Not so much anymore.

It seems to me a tremendous amount of brainpower and computer time has recently gone into–and continues to go into–tuning the Dow Industrials so that they’ll keep on tracking the S&P pretty faithfully.  That’s the really interesting thing about the Dow, to my mind.  And it’s the reason AA, BAC and HPQ had to go–not for diversification, but because they weren’t helping the Dow track the S&P.

why professionals use the S&P 500 as a benchmark, not the Dow Industrials

the Dow at an all-time high

Yesterday, the Dow Jones Industrial Average reached an all-time high, signalling a recovery of the index past its previous, pre-Great Recession peak.  This is certainly good news psychologically, since the Dow is a very widely recognized name.  And any report that puts the downturn behind us is welcome.  As it happens, I was listening to Bloomberg Radio when the new high-water mark was first achieved.  A Surveillance commentator played down the fact that the S&P 500 had not yet recovered all its recession losses (although it’s close), saying that the use of the S&P over the Dow is “just” a question of “institutional bias.”

That’s simply incorrect.  …hence this post.

what’s wrong with the Dow

There are three reasons professional investors use the S&P 500 to benchmark their performance rather than the Dow:

1.  wider coverage.  The Dow Industrials consist of 30 American companies; the S&P, as the name suggests, has 500.

2.  greater relevance.  The Dow consists, by and large, of very mature, slow-growing firms.  No Google, no Apple, no Qualcomm, no Amazon.  No biotech.  Home Depot and Wal-Mart are the only retail stocks.

3.  Dow construction is weird.  For reasons best known to himself, Charles Dow decided not to make a stock’s total market value be the measure of its weighting in the index.  He chose the per share stock price instead.  It was probably easier to calculate.

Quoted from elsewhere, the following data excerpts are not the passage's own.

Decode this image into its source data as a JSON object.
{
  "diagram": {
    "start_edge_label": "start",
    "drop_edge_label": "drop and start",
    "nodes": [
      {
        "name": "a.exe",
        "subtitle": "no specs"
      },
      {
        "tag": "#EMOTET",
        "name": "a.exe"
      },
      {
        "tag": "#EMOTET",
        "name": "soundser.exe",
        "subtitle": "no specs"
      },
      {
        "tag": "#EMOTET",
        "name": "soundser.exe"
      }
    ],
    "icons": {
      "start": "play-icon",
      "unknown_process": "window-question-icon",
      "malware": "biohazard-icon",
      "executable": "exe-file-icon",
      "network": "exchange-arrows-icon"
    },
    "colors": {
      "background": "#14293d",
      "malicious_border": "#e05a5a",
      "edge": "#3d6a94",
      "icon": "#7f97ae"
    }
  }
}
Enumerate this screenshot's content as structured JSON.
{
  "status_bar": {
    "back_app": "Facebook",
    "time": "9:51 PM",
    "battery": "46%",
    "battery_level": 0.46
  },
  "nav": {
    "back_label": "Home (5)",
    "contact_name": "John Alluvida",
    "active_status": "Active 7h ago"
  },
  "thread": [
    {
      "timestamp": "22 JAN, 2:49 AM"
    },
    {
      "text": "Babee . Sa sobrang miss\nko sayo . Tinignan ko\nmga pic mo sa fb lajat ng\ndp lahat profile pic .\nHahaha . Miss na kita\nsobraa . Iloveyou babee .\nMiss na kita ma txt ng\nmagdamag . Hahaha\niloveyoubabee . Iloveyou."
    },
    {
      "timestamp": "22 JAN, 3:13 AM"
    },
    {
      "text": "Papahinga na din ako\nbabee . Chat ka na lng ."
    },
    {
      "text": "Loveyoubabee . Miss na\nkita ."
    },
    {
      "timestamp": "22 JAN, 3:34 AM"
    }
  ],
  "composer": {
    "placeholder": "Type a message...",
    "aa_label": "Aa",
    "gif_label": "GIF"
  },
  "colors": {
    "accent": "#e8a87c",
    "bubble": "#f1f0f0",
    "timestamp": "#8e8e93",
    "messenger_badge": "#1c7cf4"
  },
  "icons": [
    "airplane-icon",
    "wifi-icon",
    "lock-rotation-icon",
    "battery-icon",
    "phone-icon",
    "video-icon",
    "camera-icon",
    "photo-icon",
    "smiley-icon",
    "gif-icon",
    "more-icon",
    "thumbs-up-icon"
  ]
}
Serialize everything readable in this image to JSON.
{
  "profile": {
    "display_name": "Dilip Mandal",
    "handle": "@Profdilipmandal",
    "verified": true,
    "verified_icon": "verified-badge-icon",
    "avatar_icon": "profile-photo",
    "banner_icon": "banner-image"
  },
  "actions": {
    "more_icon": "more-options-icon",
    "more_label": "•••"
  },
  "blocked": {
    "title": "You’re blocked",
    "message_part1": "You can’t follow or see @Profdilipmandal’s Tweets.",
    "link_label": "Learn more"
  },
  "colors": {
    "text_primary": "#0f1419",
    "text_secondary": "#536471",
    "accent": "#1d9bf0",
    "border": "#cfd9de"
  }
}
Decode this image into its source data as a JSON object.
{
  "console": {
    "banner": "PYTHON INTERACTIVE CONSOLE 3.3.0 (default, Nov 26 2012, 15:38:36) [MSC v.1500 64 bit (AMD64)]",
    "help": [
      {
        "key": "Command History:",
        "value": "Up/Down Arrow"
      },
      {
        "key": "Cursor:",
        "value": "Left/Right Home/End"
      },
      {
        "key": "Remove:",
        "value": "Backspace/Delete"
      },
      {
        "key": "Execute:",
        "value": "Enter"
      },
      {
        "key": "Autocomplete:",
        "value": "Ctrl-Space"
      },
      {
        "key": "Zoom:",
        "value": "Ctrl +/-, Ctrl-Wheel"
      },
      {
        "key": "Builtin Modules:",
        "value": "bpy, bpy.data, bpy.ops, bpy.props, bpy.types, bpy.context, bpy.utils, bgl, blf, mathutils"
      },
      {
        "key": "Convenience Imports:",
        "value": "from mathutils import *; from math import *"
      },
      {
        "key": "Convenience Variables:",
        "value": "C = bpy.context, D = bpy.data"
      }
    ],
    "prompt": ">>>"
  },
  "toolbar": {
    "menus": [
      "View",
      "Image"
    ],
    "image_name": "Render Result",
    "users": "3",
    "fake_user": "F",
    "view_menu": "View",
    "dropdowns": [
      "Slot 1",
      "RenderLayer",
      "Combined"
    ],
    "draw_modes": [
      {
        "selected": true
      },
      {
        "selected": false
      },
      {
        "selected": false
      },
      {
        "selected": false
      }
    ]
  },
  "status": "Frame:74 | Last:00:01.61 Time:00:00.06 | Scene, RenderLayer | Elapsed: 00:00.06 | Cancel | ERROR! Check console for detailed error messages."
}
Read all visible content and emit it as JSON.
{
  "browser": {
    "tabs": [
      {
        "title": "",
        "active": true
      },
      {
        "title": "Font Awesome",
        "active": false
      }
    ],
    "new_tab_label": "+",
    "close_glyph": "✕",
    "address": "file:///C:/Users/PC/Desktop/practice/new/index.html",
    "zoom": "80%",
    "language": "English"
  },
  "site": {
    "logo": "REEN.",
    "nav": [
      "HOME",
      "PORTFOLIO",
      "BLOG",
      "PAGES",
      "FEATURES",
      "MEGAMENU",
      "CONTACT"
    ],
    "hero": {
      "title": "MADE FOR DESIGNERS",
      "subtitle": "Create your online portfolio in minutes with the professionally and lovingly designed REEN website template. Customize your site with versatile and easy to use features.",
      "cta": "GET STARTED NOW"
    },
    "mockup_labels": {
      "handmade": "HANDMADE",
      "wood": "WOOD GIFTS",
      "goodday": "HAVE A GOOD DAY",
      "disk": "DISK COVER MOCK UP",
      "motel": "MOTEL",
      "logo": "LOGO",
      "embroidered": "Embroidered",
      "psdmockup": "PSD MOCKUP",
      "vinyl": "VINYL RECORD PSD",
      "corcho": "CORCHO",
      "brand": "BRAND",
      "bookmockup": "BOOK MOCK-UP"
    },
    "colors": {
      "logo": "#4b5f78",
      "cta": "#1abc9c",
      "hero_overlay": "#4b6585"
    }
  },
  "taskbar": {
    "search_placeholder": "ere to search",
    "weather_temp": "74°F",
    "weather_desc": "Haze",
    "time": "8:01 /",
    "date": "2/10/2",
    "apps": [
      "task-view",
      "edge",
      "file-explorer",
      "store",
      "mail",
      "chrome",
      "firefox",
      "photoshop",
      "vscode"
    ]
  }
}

This decision has dire effects on the index.  A 1% change in the price of IBM, whose shares sell for $206 each, counts for over 7x as much in the index as a 1% change in the price of Microsoft, even though the two companies have almost the same total market value.  Why?  It’s solely because MSFT has split its stock in the past to maintain an “affordable” share price, and sells for $28.35 a share.

That’s right.  In the Dow, even a tiny company with a high per-share stock price would outweigh a behemoth with a gazillion shares at a low per-share price.

At least Charles didn’t pick the number of letters in the company name as the weighting factor.

how to game the Dow

What would I do if a pension fund hired me as an equity manager and gave me the Dow as a benchmark?  First of all, I’d have to consider whether I’d want to work for a bunch of nut jobs.  But the strategy for beating the index is clear.  I’d try to figure out whether we’re in an up market or a down market (harder than it sounds).  If the former, I’d buy the ten companies with the highest per share stock prices.  If the latter, I’d pick the ten with the lowest prices.  Unless you were unlucky enough to have epic  clunkers like Bank of America or Hewlett-Packard (both Dow components), nothing else would matter.